Implementing reverse repo, influencing yields
In the past, the Fed used a single fed funds rate to conduct policy. Going forward, the Fed will need to use a corridor approach to influence yields. The corridor’s ceiling will be a measure called Interest on Excess Reserves (IOER), the interest the Fed pays to banks on reserves the banks deposit at the Fed in excess of the required minimum. The Reverse Repo facility (RRP) will constitute the floor. (In this reverse repo facility, the Fed sells Treasury securities on the open market with an agreement to buy them back from its counterparty at a specified time in the future for a specified price. The difference between the sale price and the purchase price reflects the interest paid by the Federal Reserve for the cash provided by the counterparty).
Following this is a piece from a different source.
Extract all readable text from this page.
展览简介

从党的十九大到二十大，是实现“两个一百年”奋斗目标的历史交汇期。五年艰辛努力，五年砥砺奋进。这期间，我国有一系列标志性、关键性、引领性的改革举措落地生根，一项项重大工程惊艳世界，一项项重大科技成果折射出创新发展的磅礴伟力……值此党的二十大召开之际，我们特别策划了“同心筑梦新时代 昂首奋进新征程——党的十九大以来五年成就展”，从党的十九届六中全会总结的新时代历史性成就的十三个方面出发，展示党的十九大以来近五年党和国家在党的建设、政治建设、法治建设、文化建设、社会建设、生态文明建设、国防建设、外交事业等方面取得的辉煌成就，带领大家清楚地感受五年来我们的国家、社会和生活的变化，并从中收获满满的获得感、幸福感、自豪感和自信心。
Although the Fed can enter into reverse repo agreements with banks, the RRP will target primarily money market funds. The traditional fed funds rate is then expected to float within this new corridor. While IOER has been successfully implemented over the past five years, there is a great deal of uncertainty over whether the RRP will provide a solid floor. Our analysis suggests the RRP will need to be upwards of $1 trillion.